The reason why one want to generate a point cloud in Nuke is to get a rough preview of the scene in 3D space.
This will helps a lot when you need to relight as you will not be guessing blindly as you arrange the light setup.
Before you can do that, you need to make sure you check the following list:
- You need a Position pass and Normal pass from your 3D renderer. Ensure it is both in 32-bit floating point (EXR is your best format) and in world-space.
- Verify that it is NOT CLAMP. For this example, I did a mistake when outputting from Octane Render with the tone mapping enabled (even though it is set to Linear response). It screw up the result for Position to Points node when using clamped value.
- Repeat step 1 and 2 if the result gone awry.
The Position to Points node settings
Obviously make sure you have copy both the Position and Normal pass into your main render tree.
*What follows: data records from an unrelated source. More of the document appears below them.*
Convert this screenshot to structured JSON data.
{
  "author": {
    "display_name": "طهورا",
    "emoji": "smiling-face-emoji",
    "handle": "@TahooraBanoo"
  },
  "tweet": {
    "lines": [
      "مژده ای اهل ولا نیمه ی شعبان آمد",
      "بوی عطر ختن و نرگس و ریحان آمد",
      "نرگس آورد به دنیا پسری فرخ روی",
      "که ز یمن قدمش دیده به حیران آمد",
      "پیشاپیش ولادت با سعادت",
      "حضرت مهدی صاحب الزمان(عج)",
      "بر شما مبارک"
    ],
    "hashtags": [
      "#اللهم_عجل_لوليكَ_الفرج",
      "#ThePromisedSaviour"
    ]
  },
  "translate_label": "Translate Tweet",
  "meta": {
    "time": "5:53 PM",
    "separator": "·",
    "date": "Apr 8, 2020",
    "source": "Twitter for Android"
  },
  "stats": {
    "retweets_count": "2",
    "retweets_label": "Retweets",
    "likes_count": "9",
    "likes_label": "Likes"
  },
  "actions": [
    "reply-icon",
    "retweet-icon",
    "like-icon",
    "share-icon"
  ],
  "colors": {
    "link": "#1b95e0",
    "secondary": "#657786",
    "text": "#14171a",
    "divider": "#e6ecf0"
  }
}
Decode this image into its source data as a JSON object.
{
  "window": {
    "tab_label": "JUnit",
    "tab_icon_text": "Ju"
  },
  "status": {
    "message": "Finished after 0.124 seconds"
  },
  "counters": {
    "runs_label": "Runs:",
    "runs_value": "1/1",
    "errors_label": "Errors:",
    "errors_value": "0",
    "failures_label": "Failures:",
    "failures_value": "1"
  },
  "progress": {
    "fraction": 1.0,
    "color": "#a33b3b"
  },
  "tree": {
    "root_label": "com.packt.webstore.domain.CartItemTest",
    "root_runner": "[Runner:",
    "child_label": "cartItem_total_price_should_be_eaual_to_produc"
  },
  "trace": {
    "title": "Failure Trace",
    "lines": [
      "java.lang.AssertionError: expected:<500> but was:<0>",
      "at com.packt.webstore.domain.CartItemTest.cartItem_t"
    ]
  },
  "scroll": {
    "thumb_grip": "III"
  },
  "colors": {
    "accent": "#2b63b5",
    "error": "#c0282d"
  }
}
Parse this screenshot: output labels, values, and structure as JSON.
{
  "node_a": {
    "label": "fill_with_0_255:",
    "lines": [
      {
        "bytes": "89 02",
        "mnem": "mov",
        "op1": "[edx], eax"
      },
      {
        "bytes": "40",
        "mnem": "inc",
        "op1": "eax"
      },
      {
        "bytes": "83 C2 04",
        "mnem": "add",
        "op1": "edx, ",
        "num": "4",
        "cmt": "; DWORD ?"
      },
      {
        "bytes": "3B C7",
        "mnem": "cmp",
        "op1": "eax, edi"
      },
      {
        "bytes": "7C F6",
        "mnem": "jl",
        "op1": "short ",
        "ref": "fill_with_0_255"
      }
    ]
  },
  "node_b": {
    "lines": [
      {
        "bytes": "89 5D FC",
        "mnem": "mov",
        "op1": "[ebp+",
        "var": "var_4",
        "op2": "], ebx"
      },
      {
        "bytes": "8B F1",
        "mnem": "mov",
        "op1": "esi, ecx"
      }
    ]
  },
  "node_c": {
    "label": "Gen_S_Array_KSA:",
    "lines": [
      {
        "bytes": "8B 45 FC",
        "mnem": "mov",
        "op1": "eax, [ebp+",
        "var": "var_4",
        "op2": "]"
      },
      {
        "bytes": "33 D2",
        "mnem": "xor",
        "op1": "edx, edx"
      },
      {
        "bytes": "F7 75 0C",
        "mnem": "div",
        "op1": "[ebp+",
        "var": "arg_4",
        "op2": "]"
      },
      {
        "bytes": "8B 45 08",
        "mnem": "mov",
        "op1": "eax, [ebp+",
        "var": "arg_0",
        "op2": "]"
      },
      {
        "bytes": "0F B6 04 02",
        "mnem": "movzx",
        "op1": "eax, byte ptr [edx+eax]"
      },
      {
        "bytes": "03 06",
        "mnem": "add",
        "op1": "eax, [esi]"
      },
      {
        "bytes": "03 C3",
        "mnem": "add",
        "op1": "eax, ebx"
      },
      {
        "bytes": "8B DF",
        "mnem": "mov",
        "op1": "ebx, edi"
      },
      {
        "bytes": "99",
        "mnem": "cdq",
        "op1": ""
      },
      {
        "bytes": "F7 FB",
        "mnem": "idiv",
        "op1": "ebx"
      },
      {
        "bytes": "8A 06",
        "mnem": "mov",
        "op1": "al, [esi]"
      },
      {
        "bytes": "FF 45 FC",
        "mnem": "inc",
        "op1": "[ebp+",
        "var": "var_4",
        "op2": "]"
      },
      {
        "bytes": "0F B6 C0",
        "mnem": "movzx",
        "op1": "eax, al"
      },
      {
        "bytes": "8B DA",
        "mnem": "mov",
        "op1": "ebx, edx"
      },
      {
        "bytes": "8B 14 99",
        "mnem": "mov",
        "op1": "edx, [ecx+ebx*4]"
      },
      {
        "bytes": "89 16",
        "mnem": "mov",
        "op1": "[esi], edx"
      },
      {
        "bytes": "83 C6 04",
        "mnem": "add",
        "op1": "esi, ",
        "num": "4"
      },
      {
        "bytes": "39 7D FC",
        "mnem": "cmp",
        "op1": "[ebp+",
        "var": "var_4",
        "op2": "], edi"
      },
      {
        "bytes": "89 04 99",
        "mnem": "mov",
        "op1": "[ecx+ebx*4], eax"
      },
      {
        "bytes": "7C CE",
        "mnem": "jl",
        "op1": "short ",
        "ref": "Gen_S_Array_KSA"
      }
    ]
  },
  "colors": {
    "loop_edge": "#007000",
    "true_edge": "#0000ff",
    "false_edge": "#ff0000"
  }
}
You can see how I set it up in the screenshot at the end of the article.
I will skip both display, render and shadow settings as it is self-explanatory (and the same settings can be found in the ScanlineRender node).
Surface Point: This is where you choose the Position pass render. As you copy the channel, make sure to label the Red, Green and Blue channels as X, Y and Z respectively.
Surface Normal: This is where you choose the Normal pass render. Same procedure as usual as mentioned above.
Point Detail: Adjust the amount of points being rendered in the 3D space. Lower down the value if Nuke struggle to navigate the 3D space if the point cloud is very dense.
Point Size: Adjust the size of the point. Increase it if you need to see the point bigger and vice versa. This can come in handy if you have really large scene and you cannot make out the distance point cloud.
Usually I will use the Copy node to copy the Position and Normal pass render into my main stream. See the following screenshot for example.
As you can see in the above node graph screenshot, I arrange the fail version of the render elements above the proper version.